Appeals courts are higher-level courts where defendants can get a chance to undo or modify a civil or criminal judgment, if they can persuade the appeals court judge(s) that the lower court made an error.
Chancery courts are equity courts based on the historical English system where the chancellor acted as the "King's conscience". Chancery courts handle a variety of issues including lawsuits, contract disputes, applications for injunctions, and name changes. Matters such as divorces, adoptions, and workers' compensation, can be heard in either chancery or circuit courts.
Circuit courts are general purpose courts that hear civil and criminal cases; and some consider appellate decisions on lower court rulings. The jurisdiction of circuit courts sometimes overlaps with the chancery court system.
Criminal courts handle cases when crimes have been committed, and may be either state or federal. Unlike civil courts, laws in court are enforced by police, and defendants have a constitutional right to be represented by an attorney. Criminal courts can order a restitution payment to the victim, although recovery attempts often must be through the civil courts.

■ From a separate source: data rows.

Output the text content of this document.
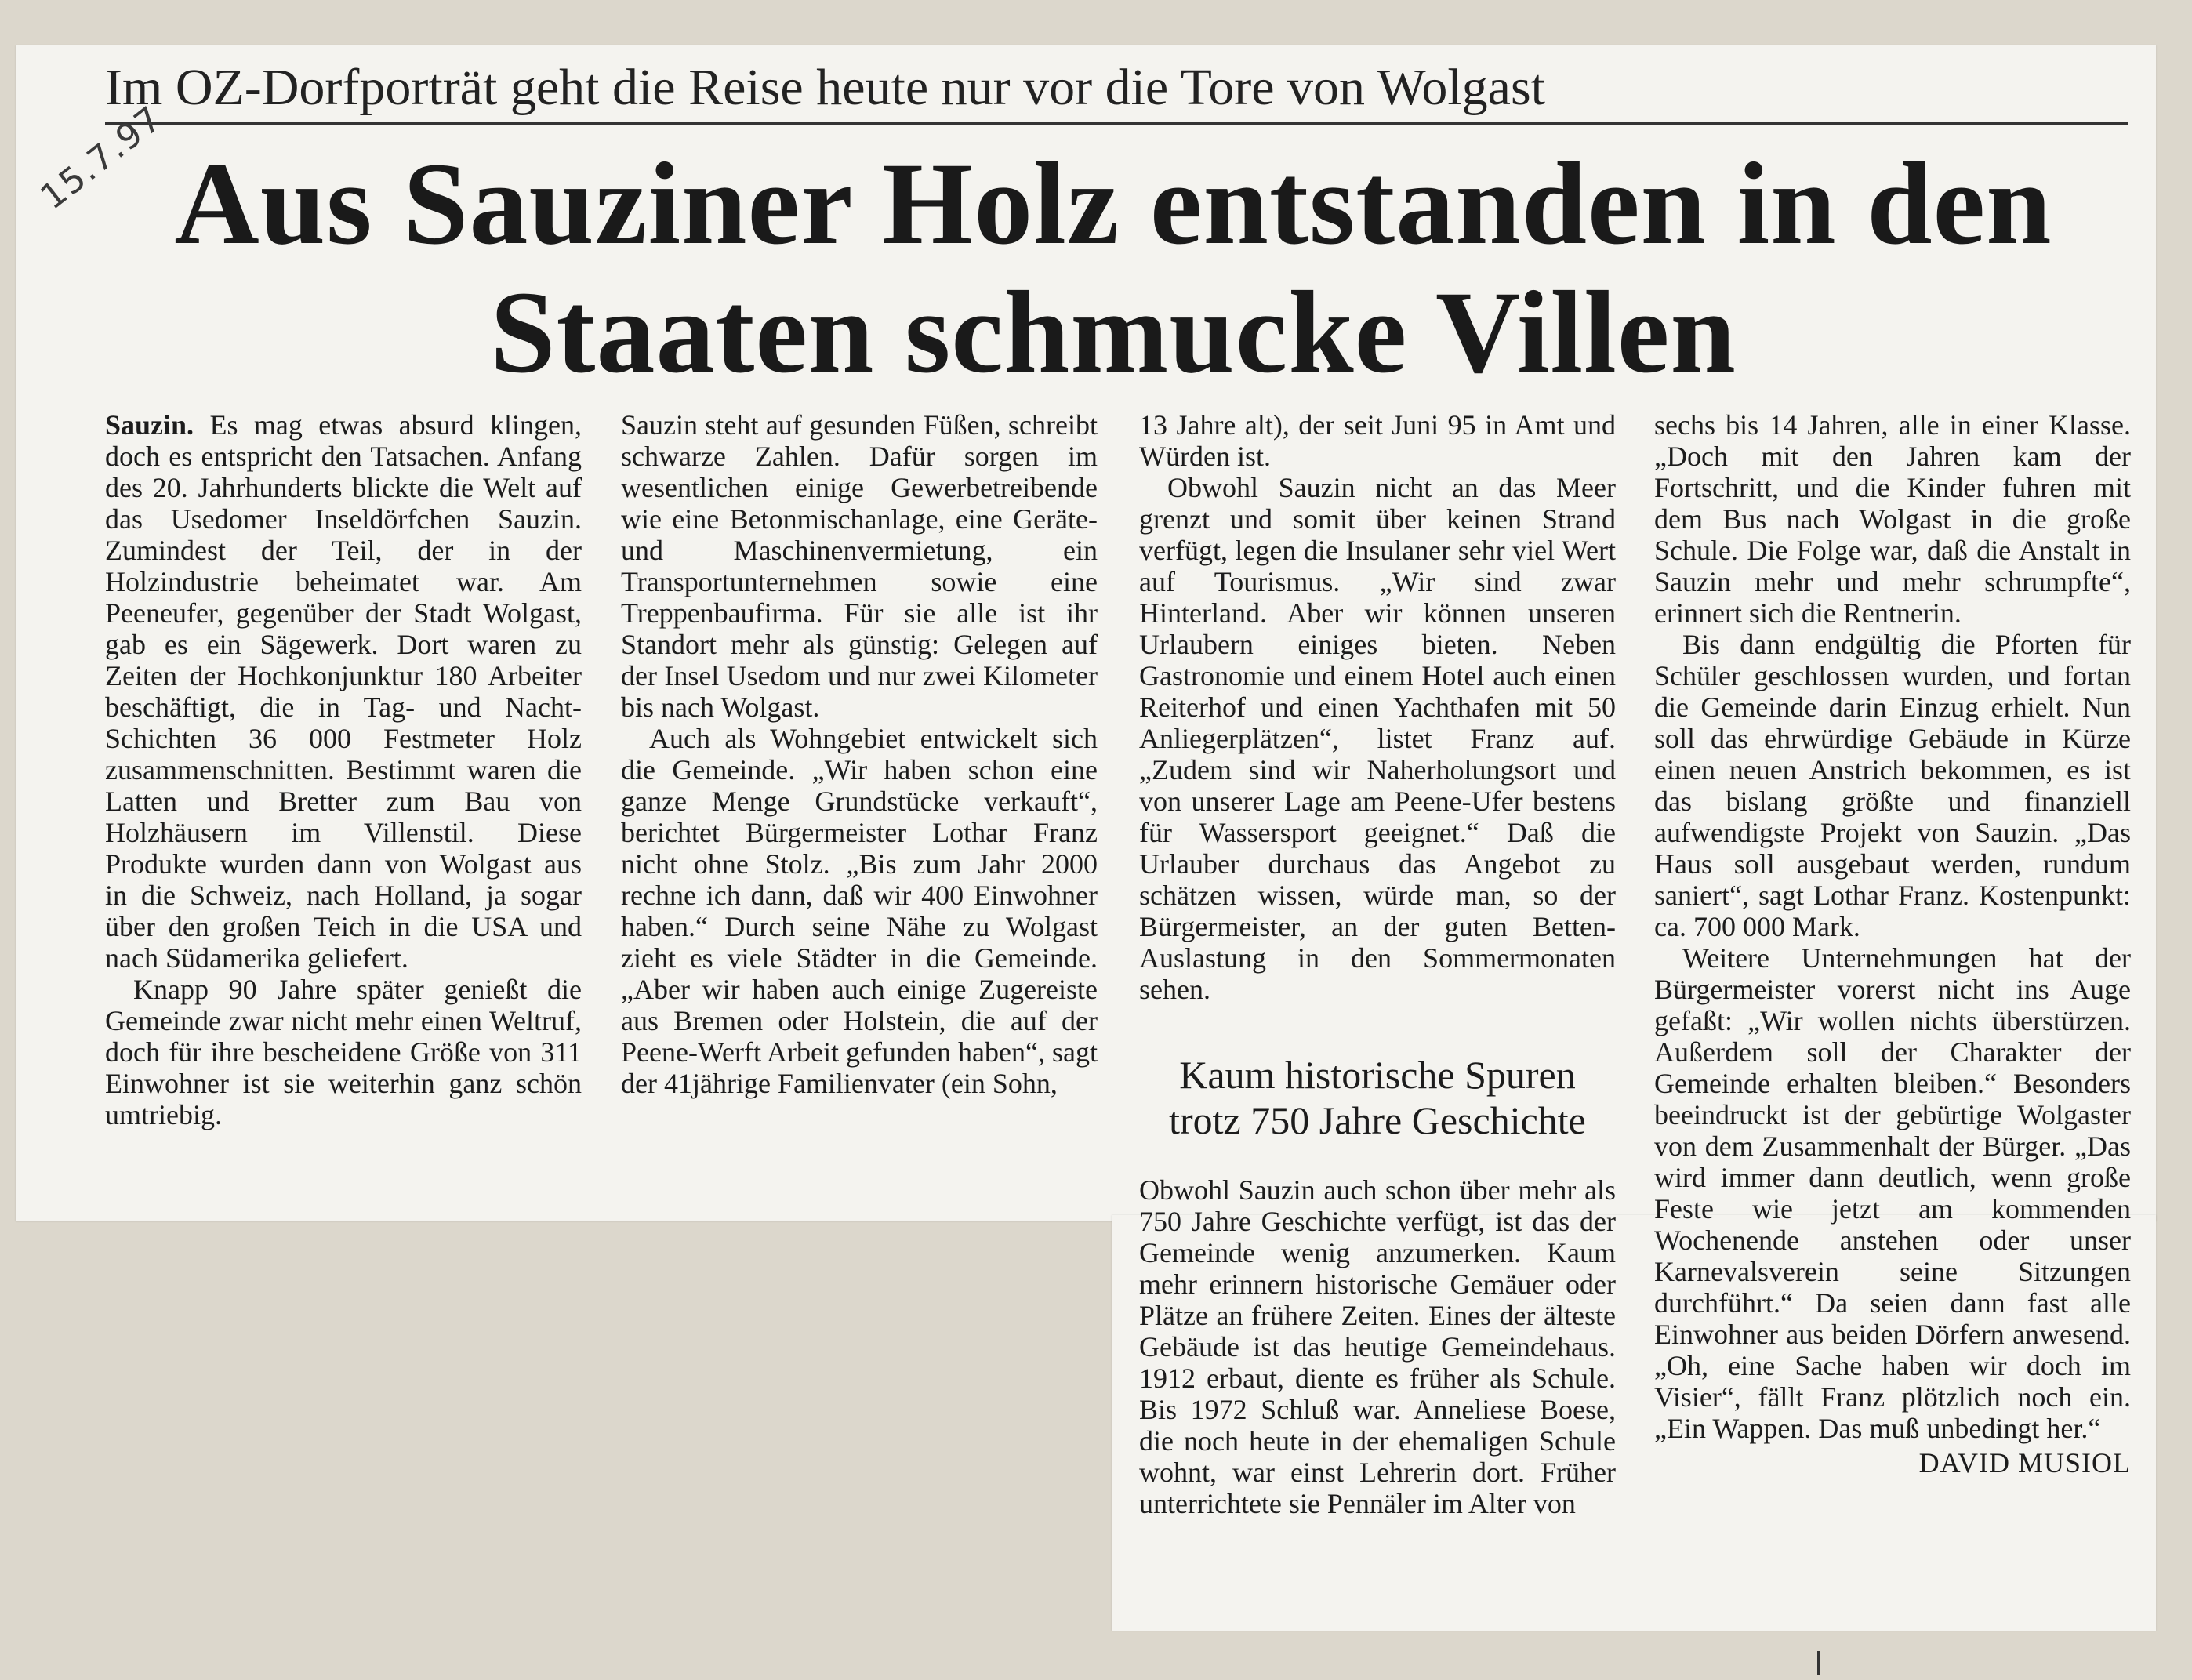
Im OZ-Dorfporträt geht die Reise heute nur vor die Tore von Wolgast
15.7.97 Aus Sauziner Holz entstanden in den Staaten schmucke Villen

Sauzin. Es mag etwas absurd klingen, doch es entspricht den Tatsachen. Anfang des 20. Jahrhunderts blickte die Welt auf das Usedomer Inseldörfchen Sauzin. Zumindest der Teil, der in der Holzindustrie beheimatet war. Am Peeneufer, gegenüber der Stadt Wolgast, gab es ein Sägewerk. Dort waren zu Zeiten der Hochkonjunktur 180 Arbeiter beschäftigt, die in Tag- und Nacht-Schichten 36 000 Festmeter Holz zusammenschnitten. Bestimmt waren die Latten und Bretter zum Bau von Holzhäusern im Villenstil. Diese Produkte wurden dann von Wolgast aus in die Schweiz, nach Holland, ja sogar über den großen Teich in die USA und nach Südamerika geliefert.

Knapp 90 Jahre später genießt die Gemeinde zwar nicht mehr einen Weltruf, doch für ihre bescheidene Größe von 311 Einwohner ist sie weiterhin ganz schön umtriebig.

Sauzin steht auf gesunden Füßen, schreibt schwarze Zahlen. Dafür sorgen im wesentlichen einige Gewerbetreibende wie eine Betonmischanlage, eine Geräte- und Maschinenvermietung, ein Transportunternehmen sowie eine Treppenbaufirma. Für sie alle ist ihr Standort mehr als günstig: Gelegen auf der Insel Usedom und nur zwei Kilometer bis nach Wolgast.

Auch als Wohngebiet entwickelt sich die Gemeinde. „Wir haben schon eine ganze Menge Grundstücke verkauft“, berichtet Bürgermeister Lothar Franz nicht ohne Stolz. „Bis zum Jahr 2000 rechne ich dann, daß wir 400 Einwohner haben.“ Durch seine Nähe zu Wolgast zieht es viele Städter in die Gemeinde. „Aber wir haben auch einige Zugereiste aus Bremen oder Holstein, die auf der Peene-Werft Arbeit gefunden haben“, sagt der 41jährige Familienvater (ein Sohn,

13 Jahre alt), der seit Juni 95 in Amt und Würden ist.

Obwohl Sauzin nicht an das Meer grenzt und somit über keinen Strand verfügt, legen die Insulaner sehr viel Wert auf Tourismus. „Wir sind zwar Hinterland. Aber wir können unseren Urlaubern einiges bieten. Neben Gastronomie und einem Hotel auch einen Reiterhof und einen Yachthafen mit 50 Anliegerplätzen“, listet Franz auf. „Zudem sind wir Naherholungsort und von unserer Lage am Peene-Ufer bestens für Wassersport geeignet.“ Daß die Urlauber durchaus das Angebot zu schätzen wissen, würde man, so der Bürgermeister, an der guten Betten-Auslastung in den Sommermonaten sehen.

Kaum historische Spuren trotz 750 Jahre Geschichte

Obwohl Sauzin auch schon über mehr als 750 Jahre Geschichte verfügt, ist das der Gemeinde wenig anzumerken. Kaum mehr erinnern historische Gemäuer oder Plätze an frühere Zeiten. Eines der älteste Gebäude ist das heutige Gemeindehaus. 1912 erbaut, diente es früher als Schule. Bis 1972 Schluß war. Anneliese Boese, die noch heute in der ehemaligen Schule wohnt, war einst Lehrerin dort. Früher unterrichtete sie Pennäler im Alter von

sechs bis 14 Jahren, alle in einer Klasse. „Doch mit den Jahren kam der Fortschritt, und die Kinder fuhren mit dem Bus nach Wolgast in die große Schule. Die Folge war, daß die Anstalt in Sauzin mehr und mehr schrumpfte“, erinnert sich die Rentnerin.

Bis dann endgültig die Pforten für Schüler geschlossen wurden, und fortan die Gemeinde darin Einzug erhielt. Nun soll das ehrwürdige Gebäude in Kürze einen neuen Anstrich bekommen, es ist das bislang größte und finanziell aufwendigste Projekt von Sauzin. „Das Haus soll ausgebaut werden, rundum saniert“, sagt Lothar Franz. Kostenpunkt: ca. 700 000 Mark.

Weitere Unternehmungen hat der Bürgermeister vorerst nicht ins Auge gefaßt: „Wir wollen nichts überstürzen. Außerdem soll der Charakter der Gemeinde erhalten bleiben.“ Besonders beeindruckt ist der gebürtige Wolgaster von dem Zusammenhalt der Bürger. „Das wird immer dann deutlich, wenn große Feste wie jetzt am kommenden Wochenende anstehen oder unser Karnevalsverein seine Sitzungen durchführt.“ Da seien dann fast alle Einwohner aus beiden Dörfern anwesend. „Oh, eine Sache haben wir doch im Visier“, fällt Franz plötzlich noch ein. „Ein Wappen. Das muß unbedingt her.“

DAVID MUSIOL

Federal civil courts usually limit themselves to lawsuits against the United States, violations of federal or constitutional laws, copyright, antitrust, bankruptcy, patent, most maritime cases, and when parties are in different states and the amount in dispute exceeds $75,000 (this is called diversity jurisdiction).
Magistrate courts usually handle cases where bail has been, or needs to be set, or search warrants are needed. Some magistrate courts handle small to medium-sized civil lawsuits, and in some states, the magistrate courts are also known as small claims courts.
Municipal courts are state courts dedicated to a specific city or county. These courts handle minor criminal cases and traffic tickets, and sometimes landlord/tenant lawsuits, etc.
Probate courts are often on a county-by-county level, and have jurisdiction over wills, the administration of estates, the appointment of guardians, conservatorships, and involuntary hospitalizations. Some probate courts also issue marriage licenses.
Small claims courts are for limited disputes over (smaller) amounts of money. Lawyers are usually not allowed to represent parties in small claims courts.
State courts are any courts within a state that are not part of the federal court system. State civil courts vary much, depending on their location. State courts usually hear cases involving theft, traffic tickets, contract disputes, common fraud, small claims, and family-related disputes.
Superior courts hear and decide cases where the amount in dispute is large, and cases of felony crimes, divorces, and disputes involving title or rights to land; and some make appellate rulings on decisions from lower courts.
Supreme courts are higher level appeal courts that hear and decide important cases, for example reviewing decisions made in lower appeals courts, and cases that involve state statutes, and death penalty cases.